Évolution décisive dans l’affaire du journaliste français Christophe Gleizes
Les avocats du journaliste français Christophe Gleizes, incarcéré en Algérie depuis plus d’un an, ont annoncé que les procédures judiciaires concernant son dossier sont définitivement closes, après le rejet du pourvoi en cassation introduit par le procureur général. Cela ouvre la voie à une éventuelle grâce présidentielle, selon des informations rapportées par France 24, citant l’Agence France-Presse (AFP).
Selon la même source, le collectif de défense, composé des avocats Amirouche Bakouri et Emmanuel Daoud, a confirmé dans un communiqué publié mercredi que la Cour suprême a rendu, le 25 mai dernier, une décision prenant acte du désistement de Christophe Gleizes de son pourvoi en cassation, tout en rejetant sur le fond le pourvoi formé par le ministère public.
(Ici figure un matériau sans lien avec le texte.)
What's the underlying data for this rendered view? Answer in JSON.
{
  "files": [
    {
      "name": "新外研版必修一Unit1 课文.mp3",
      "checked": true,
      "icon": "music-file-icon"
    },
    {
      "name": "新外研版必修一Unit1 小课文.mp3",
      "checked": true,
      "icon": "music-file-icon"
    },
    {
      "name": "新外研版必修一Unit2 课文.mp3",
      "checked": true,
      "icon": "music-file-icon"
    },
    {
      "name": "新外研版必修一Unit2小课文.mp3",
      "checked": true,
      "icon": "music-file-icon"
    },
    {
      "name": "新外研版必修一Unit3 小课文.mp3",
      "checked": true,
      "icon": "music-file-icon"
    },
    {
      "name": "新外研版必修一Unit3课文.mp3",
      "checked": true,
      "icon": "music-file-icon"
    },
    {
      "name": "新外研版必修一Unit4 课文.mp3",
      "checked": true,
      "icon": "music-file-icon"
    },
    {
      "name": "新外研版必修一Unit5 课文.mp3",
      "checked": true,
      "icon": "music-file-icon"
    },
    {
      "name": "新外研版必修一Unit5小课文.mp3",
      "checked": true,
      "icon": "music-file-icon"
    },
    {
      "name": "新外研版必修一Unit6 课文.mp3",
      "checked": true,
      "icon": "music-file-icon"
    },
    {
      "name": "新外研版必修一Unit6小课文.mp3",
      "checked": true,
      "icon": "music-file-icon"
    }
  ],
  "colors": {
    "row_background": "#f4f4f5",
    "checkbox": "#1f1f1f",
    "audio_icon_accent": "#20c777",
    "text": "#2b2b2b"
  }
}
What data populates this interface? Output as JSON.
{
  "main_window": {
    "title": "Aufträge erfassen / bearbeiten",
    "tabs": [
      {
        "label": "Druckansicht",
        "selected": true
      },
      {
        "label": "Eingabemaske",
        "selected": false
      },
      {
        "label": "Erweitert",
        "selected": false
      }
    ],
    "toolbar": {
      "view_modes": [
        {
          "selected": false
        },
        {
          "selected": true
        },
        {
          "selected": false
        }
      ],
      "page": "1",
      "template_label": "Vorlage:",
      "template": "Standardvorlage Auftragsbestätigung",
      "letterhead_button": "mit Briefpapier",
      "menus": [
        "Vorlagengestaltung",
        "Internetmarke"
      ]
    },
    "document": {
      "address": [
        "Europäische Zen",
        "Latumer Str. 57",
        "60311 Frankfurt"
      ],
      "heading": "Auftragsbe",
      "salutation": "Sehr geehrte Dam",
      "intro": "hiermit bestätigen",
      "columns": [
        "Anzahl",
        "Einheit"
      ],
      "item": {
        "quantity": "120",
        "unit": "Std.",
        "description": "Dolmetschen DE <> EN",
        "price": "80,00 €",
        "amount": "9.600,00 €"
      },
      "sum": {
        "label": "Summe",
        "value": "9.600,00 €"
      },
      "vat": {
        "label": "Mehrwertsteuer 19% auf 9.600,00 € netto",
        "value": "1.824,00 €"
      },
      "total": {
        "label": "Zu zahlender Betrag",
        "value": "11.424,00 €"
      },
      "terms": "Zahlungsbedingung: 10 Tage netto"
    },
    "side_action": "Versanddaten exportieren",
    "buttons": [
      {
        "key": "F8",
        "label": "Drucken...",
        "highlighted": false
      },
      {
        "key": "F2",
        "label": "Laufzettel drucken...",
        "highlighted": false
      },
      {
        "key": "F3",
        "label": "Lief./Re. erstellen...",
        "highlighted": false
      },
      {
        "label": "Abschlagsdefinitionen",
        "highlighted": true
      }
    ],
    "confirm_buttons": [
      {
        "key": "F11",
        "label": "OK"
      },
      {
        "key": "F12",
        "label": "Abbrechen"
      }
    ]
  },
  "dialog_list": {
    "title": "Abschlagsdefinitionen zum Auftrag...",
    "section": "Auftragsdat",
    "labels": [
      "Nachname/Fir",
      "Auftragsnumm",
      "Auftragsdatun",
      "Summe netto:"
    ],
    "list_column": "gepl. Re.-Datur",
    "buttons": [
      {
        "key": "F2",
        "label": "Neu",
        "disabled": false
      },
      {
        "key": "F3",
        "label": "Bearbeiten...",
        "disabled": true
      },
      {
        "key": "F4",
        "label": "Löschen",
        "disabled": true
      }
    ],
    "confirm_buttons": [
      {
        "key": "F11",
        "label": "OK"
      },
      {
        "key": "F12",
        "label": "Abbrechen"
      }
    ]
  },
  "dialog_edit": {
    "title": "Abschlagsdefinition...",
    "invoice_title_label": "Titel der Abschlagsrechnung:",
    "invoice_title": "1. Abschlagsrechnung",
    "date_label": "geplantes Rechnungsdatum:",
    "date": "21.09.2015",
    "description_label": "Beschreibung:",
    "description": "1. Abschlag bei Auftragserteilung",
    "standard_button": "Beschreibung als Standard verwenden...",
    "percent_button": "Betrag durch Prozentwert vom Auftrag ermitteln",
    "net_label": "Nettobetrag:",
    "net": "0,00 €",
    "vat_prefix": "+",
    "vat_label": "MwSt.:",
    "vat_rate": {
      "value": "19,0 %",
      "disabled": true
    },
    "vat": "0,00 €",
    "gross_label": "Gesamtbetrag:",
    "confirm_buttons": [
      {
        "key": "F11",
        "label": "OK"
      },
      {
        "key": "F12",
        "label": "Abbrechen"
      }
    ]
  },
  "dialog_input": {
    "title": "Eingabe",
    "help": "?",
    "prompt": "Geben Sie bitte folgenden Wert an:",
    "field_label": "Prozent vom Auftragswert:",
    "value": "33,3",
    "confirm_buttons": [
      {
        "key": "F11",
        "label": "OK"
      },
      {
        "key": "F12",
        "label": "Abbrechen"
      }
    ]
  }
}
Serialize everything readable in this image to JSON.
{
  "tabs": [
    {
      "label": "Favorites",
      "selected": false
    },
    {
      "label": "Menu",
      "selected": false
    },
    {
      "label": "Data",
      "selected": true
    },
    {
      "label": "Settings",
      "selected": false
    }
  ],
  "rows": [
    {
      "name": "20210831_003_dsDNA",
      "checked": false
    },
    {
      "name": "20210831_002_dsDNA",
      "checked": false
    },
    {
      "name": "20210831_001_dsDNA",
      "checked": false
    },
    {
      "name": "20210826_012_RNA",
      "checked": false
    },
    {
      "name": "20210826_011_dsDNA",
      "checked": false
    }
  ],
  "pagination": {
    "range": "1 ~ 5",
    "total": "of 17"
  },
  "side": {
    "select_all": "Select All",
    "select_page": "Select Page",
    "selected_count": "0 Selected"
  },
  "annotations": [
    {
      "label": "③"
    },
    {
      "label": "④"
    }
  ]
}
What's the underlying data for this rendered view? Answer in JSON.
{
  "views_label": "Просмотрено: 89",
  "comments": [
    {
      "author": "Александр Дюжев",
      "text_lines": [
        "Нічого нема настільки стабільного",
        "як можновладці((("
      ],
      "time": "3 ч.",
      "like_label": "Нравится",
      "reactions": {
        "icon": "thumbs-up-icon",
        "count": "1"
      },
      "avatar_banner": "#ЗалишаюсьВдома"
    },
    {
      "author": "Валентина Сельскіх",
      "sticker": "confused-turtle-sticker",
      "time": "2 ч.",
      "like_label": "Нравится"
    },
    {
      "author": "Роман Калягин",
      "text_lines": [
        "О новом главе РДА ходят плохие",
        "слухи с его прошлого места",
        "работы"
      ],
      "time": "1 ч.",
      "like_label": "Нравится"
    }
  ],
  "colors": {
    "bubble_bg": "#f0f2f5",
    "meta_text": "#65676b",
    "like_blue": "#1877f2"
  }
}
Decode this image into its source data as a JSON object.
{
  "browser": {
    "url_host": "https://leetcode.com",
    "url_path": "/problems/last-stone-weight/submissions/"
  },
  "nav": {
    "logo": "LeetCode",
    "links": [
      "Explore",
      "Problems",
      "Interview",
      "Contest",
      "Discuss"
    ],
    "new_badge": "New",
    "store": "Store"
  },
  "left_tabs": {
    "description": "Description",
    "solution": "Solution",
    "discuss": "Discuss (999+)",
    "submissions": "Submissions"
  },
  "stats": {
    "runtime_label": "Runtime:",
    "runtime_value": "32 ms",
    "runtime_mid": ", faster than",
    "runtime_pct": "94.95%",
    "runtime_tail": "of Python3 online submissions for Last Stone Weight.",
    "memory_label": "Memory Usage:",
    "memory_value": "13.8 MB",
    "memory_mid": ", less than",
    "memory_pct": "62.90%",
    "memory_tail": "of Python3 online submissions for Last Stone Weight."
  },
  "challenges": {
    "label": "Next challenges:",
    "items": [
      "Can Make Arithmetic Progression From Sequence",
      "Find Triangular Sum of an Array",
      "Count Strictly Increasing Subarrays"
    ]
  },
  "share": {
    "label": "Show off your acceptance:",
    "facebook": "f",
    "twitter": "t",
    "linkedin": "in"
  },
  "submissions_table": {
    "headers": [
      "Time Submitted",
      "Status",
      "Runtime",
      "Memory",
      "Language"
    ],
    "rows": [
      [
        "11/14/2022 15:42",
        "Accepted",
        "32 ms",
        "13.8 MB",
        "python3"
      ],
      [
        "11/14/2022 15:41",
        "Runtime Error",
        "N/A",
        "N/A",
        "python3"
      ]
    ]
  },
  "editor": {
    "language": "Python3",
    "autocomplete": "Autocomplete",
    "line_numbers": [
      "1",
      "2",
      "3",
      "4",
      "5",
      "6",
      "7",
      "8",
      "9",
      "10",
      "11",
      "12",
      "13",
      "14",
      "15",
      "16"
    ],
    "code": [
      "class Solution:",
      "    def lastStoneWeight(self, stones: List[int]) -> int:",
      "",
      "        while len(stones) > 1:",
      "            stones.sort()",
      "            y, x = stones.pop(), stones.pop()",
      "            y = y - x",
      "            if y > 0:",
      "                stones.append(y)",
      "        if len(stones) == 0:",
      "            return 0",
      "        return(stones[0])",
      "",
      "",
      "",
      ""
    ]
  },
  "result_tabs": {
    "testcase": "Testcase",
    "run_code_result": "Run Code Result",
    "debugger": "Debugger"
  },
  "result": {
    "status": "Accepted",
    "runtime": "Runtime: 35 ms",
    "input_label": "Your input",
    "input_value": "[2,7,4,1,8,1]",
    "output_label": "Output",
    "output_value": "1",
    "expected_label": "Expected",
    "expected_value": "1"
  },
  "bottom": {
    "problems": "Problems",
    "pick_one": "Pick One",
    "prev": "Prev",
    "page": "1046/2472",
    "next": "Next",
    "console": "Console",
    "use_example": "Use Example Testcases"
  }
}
Le journaliste sportif français avait été arrêté en mai 2024 alors qu’il réalisait un reportage journalistique sur le club de la Jeunesse Sportive de Kabylie (JSK), avant d’être condamné en juin 2025 à sept ans de prison pour « apologie du terrorisme », une peine confirmée par la cour d’appel en décembre dernier.
Les avocats de Gleizes ont souligné que la clôture de la voie judiciaire lie désormais le sort de leur client aux pouvoirs discrétionnaires du président de la République, Abdelmadjid Tebboune, exprimant leur espoir de voir une grâce présidentielle accordée dans les plus brefs délais afin de clore cette affaire sur le plan humain.
Les deux avocats ont également appelé les autorités algériennes à prendre une « mesure de grâce présidentielle le plus rapidement possible », estimant que cela mettrait un terme rapide et humanitaire à ce dossier, d’après le communiqué rapporté par l’AFP.
Au début du mois de mai dernier, la famille du journaliste français Christophe Gleizes avait révélé qu’il avait renoncé à son pourvoi en cassation, dans l’espoir d’obtenir une grâce du président de la République, Abdelmadjid Tebboune.
Pour rappel, Christophe Gleizes, arrêté le 28 mai 2024 puis placé sous contrôle judiciaire, était visé par plusieurs chefs d’accusation, notamment l’entrée en Algérie avec un visa touristique sans autorisation d’exercer une activité journalistique, l’apologie du terrorisme, et la possession de publications jugées « préjudiciables à l’intérêt national », et ce, dans le cadre de la préparation d’un reportage journalistique sur le club de la Jeunesse Sportive de Kabylie dans la ville de Tizi Ouzou.
Selon ce qu’avaient déclaré les autorités algériennes à l’époque, l’affaire s’appuyait également sur des contacts établis par le journaliste français, au cours des années 2015 et 2017, avec l’un des dirigeants du club de la JSK, lequel, selon les autorités, occupait parallèlement des fonctions au sein du « MAK », un mouvement classé comme organisation terroriste par l’Algérie depuis l’année 2021.